The Community of Writers at Squaw Valley had a party first day in Echo Park, a charming enclave with actual Victorian houses–some beautifully dressed up and appointed, others falling down, drunken ruins of buildings. Aah. The poets, writers, artists who gathered were charming and lively-the food delicious and I won a bottle of wine for coming the furthest (from Brooklyn) to this party. Thanks Brett Hall Jones, et al. I so look forward to serving as one of the staff poets with Kazim Ali who was there and Sharon Olds, Cathy Park Hong, Juan Felipe Herrera and Bob Hass, the director this June. I went to Squaw, 3 times during the 1990s and many of my best poems started there. To return as a teacher is really a blessing–I think Galway Kinnell is smiling about this.
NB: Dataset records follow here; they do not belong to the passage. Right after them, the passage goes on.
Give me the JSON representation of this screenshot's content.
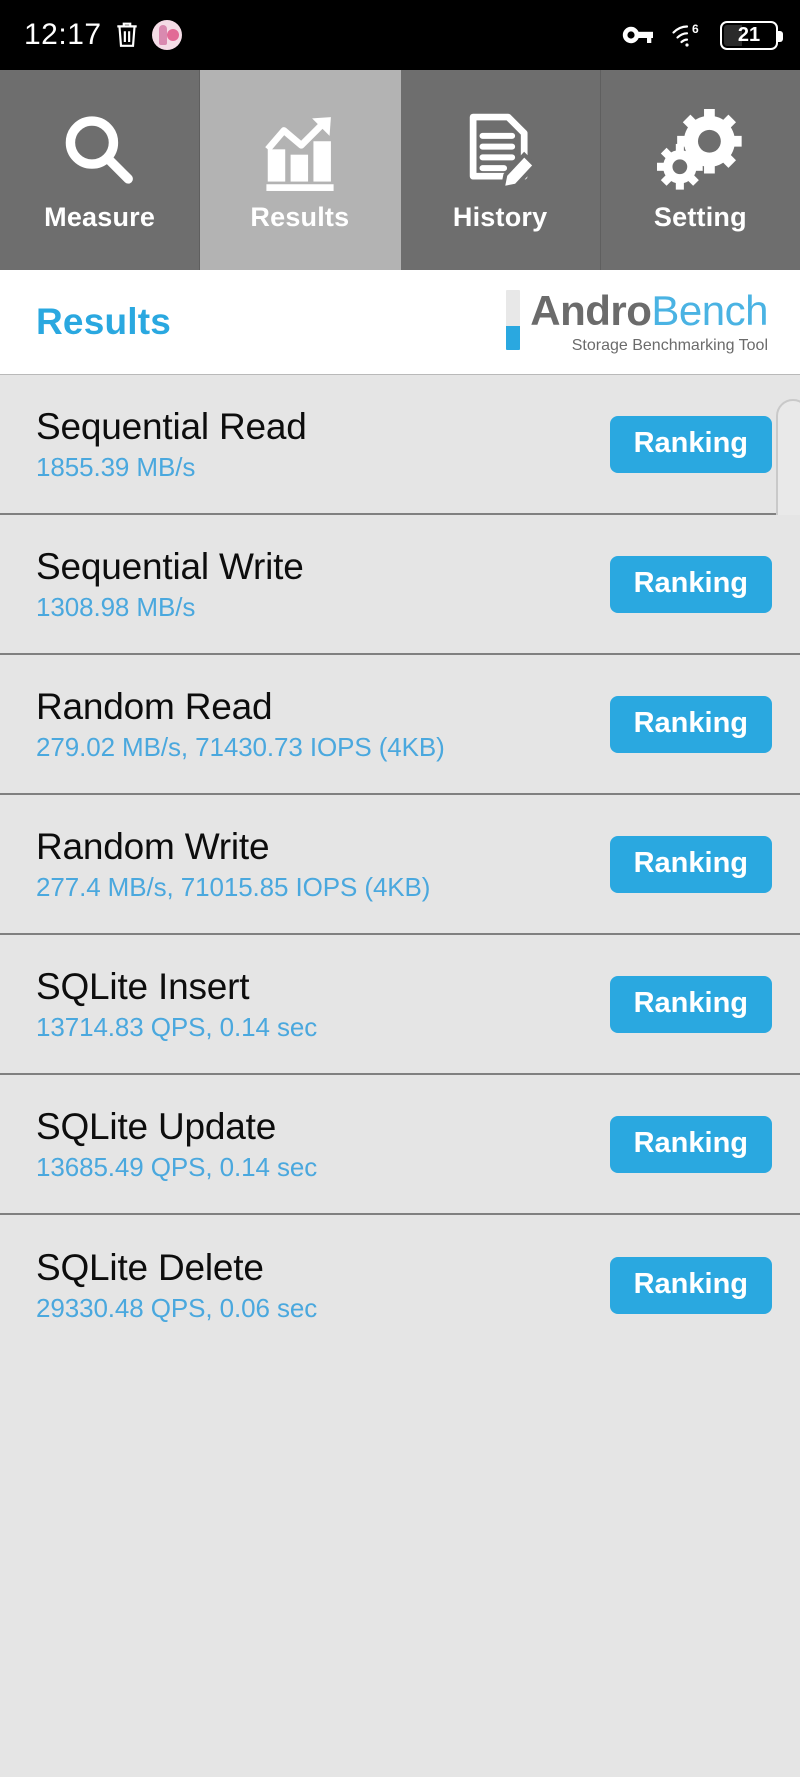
{
  "statusbar": {
    "time": "12:17",
    "icons": [
      "trash-icon",
      "app-notification-icon",
      "vpn-key-icon",
      "wifi-6-icon"
    ],
    "battery_level": "21"
  },
  "tabs": [
    {
      "id": "measure",
      "label": "Measure",
      "icon": "search-icon",
      "active": false
    },
    {
      "id": "results",
      "label": "Results",
      "icon": "bar-chart-icon",
      "active": true
    },
    {
      "id": "history",
      "label": "History",
      "icon": "document-edit-icon",
      "active": false
    },
    {
      "id": "setting",
      "label": "Setting",
      "icon": "gears-icon",
      "active": false
    }
  ],
  "header": {
    "page_title": "Results",
    "brand_primary": "Andro",
    "brand_secondary": "Bench",
    "brand_tagline": "Storage Benchmarking Tool"
  },
  "results": [
    {
      "name": "Sequential Read",
      "value": "1855.39 MB/s",
      "button": "Ranking"
    },
    {
      "name": "Sequential Write",
      "value": "1308.98 MB/s",
      "button": "Ranking"
    },
    {
      "name": "Random Read",
      "value": "279.02 MB/s, 71430.73 IOPS (4KB)",
      "button": "Ranking"
    },
    {
      "name": "Random Write",
      "value": "277.4 MB/s, 71015.85 IOPS (4KB)",
      "button": "Ranking"
    },
    {
      "name": "SQLite Insert",
      "value": "13714.83 QPS, 0.14 sec",
      "button": "Ranking"
    },
    {
      "name": "SQLite Update",
      "value": "13685.49 QPS, 0.14 sec",
      "button": "Ranking"
    },
    {
      "name": "SQLite Delete",
      "value": "29330.48 QPS, 0.06 sec",
      "button": "Ranking"
    }
  ],
  "colors": {
    "accent_blue": "#2aa8e0",
    "value_blue": "#4aa8de",
    "tab_inactive": "#6e6e6e",
    "tab_active": "#b3b3b3",
    "row_bg": "#e5e5e5",
    "divider": "#808080",
    "statusbar_bg": "#000000"
  }
}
AWP was held in the Convention Center and well I hung out in the Book fair and ran into good people I don’t get to see like Prageeta Sharma and people I see often like Reggie Harris. There were many major conversations about poets who are going through difficult times and how the community is poorly dealing with all the mess of it. Sad. Poets House presented a spectacular program on poetry and protest with Rachel Eliza Griffiths, Luis Javier Rodriguez and Naomi Shahib Nye. There was a lot of candy at many of booths and tables (I took as much chocolate as I could really take). I saw a good friend whom I need to reconcile with and we did. L. A. was good for that kind of thing.
I read with Black Earth Institute Fellows: Lauren Camp, Taylor Broby, Ann Fisher-Wirth, Marcella Durand (woo hoo) and Melissa Tuckey at this weird bookstore on Sunset Blvd. Getting there including getting the Uber driver to find us on Figuroa in front of the Convention Center–there are different kinds of blindness in L.A. and many one way streets.
I moderated Out of L.A.: A Tribute for Jayne Cortez that was organized by Laura Hinton who has done some serious scholarship on Cortez’ life in LA. as a young woman. Aldon Nielsen, Jennifer D. Ryan-Bright and Pam Ward were the other panelists and they all contributed deep understanding and knowledge about Cortez’ development, but it was Mel Edwards who flew into the L.A. to attend the panel who pointed out that Cortez was NOT a member of the Watts Writers Workshop which was started post the riots of 1965 and enhanced info about the artistic scene that Cortez was a significant member of. Love, courage and freedom–those are the words I think of when I think of Jayne and she is deeply missed. Latasha Diggs is organizing several programs in Cortez honor that will take place in New York City this April.
What I loved the most was moving about downtown–the roundabout way to get to the Double Tree Hotel to meet a filmmaker doing interviews with poets for an upcoming documentary and seeing a Hindu wedding procession at it’s start; looking at the stream of L.A. Kings fans in their sports gear; a handsome man (designer/carpenter/gorgeous guy) talking with clients/friends outside a beautiful Japanese restaurant; martinis with my one my best male friends at the pretty Noe’s bar at Omni California Plaza; bouganvilla on the side of massively ugly buildings; kissing a man I care about; running into a poet I’ve not seen since my first visit to Squaw. In weather warm enough for daytime roaming, but too cool for nighttime hanging w/out serious sweaters, clear skies, and massive billboards with moving parts trans human–Blade Runner with out the murkiness. Northern California was indeed cold and damp at night, but Southern California was simply cold.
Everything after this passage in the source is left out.